No one has ever been given a life sentence for passing classified information to an ally, and while there is no question that he was guilty of that offense, Pollard is serving a life sentence because of allegations of treasonous acts for which he was never indicted or tried, based on the infamous secret report submitted to the sentencing judge by former secretary of defense Casper Weinberger.

It has been suggested that a full blown trial might have been more damaging to Mr. Weinberger than to Pollard.

There may or may not be any truth to that allegation, and there's a lot of discussion about it, pro and con, to be found on the Internet. But we do know that this wasn't the first time Weinberger was involved in a trial that might have revealed all kinds of embarrassing information but never took place. He managed to avoid his own trial for conspiracy and lying to congress and the American public, courtesy of a pardon from President Bush the elder.

Now Pollard wants access to the Weinberger report so that he can have the chance to defend himself against the accusations it contains, for which he has never been tried or officially charged but for which he is serving a life sentence.

Sounds fair to me. Sounds like the American way. But he's being told that revealing that information would create a security risk and that seems O.K. with Kass.

Jailed for life because of accusations.
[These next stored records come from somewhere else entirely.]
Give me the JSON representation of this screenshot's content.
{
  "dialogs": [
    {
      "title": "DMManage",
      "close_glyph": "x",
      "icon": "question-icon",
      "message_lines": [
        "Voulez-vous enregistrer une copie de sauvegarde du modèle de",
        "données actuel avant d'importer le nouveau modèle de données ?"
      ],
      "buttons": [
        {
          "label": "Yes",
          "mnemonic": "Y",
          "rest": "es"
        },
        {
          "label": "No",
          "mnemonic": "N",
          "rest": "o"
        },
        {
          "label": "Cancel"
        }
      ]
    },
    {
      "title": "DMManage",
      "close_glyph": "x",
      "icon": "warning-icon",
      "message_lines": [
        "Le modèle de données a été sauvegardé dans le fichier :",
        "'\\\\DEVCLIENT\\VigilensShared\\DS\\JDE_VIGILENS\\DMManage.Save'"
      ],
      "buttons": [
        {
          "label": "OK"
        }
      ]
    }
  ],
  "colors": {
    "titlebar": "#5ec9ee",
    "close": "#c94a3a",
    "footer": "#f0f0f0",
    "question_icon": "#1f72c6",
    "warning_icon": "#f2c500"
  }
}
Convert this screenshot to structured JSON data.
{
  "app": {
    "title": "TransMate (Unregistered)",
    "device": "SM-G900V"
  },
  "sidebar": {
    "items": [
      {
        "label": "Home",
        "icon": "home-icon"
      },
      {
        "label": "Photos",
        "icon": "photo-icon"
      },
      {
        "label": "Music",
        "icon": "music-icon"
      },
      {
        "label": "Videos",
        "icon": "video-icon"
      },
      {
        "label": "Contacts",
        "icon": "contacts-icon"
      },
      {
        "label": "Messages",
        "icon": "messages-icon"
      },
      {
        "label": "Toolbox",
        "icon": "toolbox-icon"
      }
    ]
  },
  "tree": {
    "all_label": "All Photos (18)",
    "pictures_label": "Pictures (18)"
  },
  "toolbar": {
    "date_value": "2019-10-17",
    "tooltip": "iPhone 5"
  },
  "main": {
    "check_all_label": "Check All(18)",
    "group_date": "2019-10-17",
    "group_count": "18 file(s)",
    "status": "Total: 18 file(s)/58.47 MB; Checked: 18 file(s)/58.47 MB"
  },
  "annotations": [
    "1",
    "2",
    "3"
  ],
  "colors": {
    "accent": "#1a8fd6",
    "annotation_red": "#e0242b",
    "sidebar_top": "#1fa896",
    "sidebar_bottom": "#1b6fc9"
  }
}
Secret accusations. No opportunity to challenge them or to challenge your accusers.

What country does that sound like to you Mr. Kass?


I doubt that the Tribune will publish my letter, but at least my small (but hopefully growing ) audience can read it here.

If you’re interested in the pro and con view on the Pollard case that can be found on the Internet, go to Google and type in Jonathan Pollard. You’ll get over 100,000 hits.